Uma vez, toquei naquele armamento e senti um impulso enorme em mim, um de rebeldia e desordem; necessitaria controla-lo afim de cortar o tanto que precisaria da pedra. Com mãos firmes, comecei a forçar a lança no chão e muita poeira branca se levantava, o que fazia meu corpo arder intensamente. Era como se um enxame de abelhas me atacasse para eu conhecer o fim da minha vida. Era como se usassem a faca enferrujada para me rasgar e usar a minha pele para pisar.

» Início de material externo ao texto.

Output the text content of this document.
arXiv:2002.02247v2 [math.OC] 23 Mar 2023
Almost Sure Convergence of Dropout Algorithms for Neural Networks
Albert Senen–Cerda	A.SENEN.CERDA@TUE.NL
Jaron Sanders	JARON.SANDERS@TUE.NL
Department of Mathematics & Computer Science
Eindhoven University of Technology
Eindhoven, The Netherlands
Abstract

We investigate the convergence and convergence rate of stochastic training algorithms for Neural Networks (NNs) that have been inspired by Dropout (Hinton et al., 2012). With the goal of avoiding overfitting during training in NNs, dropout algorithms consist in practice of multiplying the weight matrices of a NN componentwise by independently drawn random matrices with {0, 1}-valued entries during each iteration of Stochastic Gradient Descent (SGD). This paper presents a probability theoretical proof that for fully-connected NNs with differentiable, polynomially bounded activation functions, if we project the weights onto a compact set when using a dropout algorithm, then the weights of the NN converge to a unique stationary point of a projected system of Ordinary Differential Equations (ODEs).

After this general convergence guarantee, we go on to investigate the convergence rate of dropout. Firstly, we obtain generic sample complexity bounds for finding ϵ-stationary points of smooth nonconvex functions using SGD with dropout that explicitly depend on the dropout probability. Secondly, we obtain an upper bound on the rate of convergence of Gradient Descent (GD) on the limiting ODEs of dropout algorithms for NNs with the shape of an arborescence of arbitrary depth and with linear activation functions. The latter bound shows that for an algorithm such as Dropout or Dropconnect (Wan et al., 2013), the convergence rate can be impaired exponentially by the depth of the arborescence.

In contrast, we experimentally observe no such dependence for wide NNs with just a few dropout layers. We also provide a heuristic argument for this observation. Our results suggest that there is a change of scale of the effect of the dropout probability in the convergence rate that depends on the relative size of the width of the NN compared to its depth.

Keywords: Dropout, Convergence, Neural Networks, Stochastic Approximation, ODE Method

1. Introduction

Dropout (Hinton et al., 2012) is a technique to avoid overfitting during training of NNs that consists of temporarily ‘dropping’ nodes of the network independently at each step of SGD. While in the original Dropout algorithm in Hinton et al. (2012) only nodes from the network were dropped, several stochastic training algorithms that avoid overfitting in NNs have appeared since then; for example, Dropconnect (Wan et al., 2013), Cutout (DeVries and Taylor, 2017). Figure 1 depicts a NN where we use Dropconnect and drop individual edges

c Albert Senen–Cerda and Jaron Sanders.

—Nem ouse a fazer isso! – Destino me alcançou no instante em que eu cortei o chão mais um pouco e arremessei tudo até a estátua. Tudo esquentou como o inferno e eu derretia de dor da explosão. Ao encarar mais fundo, notei que a cavalaria fugia. Duas pessoas estavam em minha frente: uma mulher sem rosto e com vestes rasgadas e um homem, metade velho e metade novo, uma divisão perfeita da simetria do corpo humanoide.

—O que você fez?! – Destino tomou a foice de minha mão e correu para cortar os irmãos. Nisso, eu desapareci em uma nuvem negra. Eu reapareci na Biblioteca e a Ave do Marfim em minha frente, com lágrimas em seus olhos.

—Você sabe o que fez? Ou o que viu?

—Eu salvei a Morte e o Tempo.

—Infelizmente, tudo aconteceu antes de eu te contar o resto da história. – Ela pausou para enxugar a água salgada de seu corpo. – A Morte, uma bela mulher trajada com vestes mais negras que a escuridão, tinha uma mente tão bem elaborada que conseguiu nos enganar terrivelmente. Ela comandou os irmãos para tirarmos os olhares dela. Era ela quem queria tomar o poder, ela era o Arauto.

—E você não é a Ave! – A esfera de cristal cortou o ar e aquela miragem da Ave, que se desfez no ar.

A esfera se desfez em uma mulher de idade, mas com o corpo forte e no lugar.

—Rosália!

—Meu querido, que bom que te encontrei! – Ela era seguida por quatro pequenas aves, todas miúdas e pálidas. – O que aconteceu? – Falei tudo o que aconteceu desde o momento em que a perdi de vista. – A Duade está solta, afinal. Isso será bom se derrotarmos o Destino. A terceira força desiquilibra o mundo, ainda mais com o poder de prever o futuro.

—Foi assim que ele conseguiu controlar tudo? – E ela afirmou.

—Por hora, você precisa descansar. O Destino sabe o que você fez e sabe quem está o ajudando.

—E essas pequenas?

—São minhas irmãs. – A Ave do Marfim adentrou a biblioteca depois de derrubar a porta de madeira. Os livros, a poeira e as estantes não estavam mais lá. – Finalmente não terei que mais ouvir quatro vozes em minha mente.

—Eu sei como é isso. Os Mestres também me deixavam louco, isso que Salústio está desaparecido.

—Você ainda não o encontrou?

—O paradeiro dele é incerto e creio que demoraremos para desvendar onde esteja. – Minha visão começou a clarear e a desaparecer. – Você precisa dormir. Eu pressinto que o cansaço te apagará por algum tempo. – As Aves se aproximaram de mim e fizeram uma espécie de cama com suas penas soltas. – Durma bem.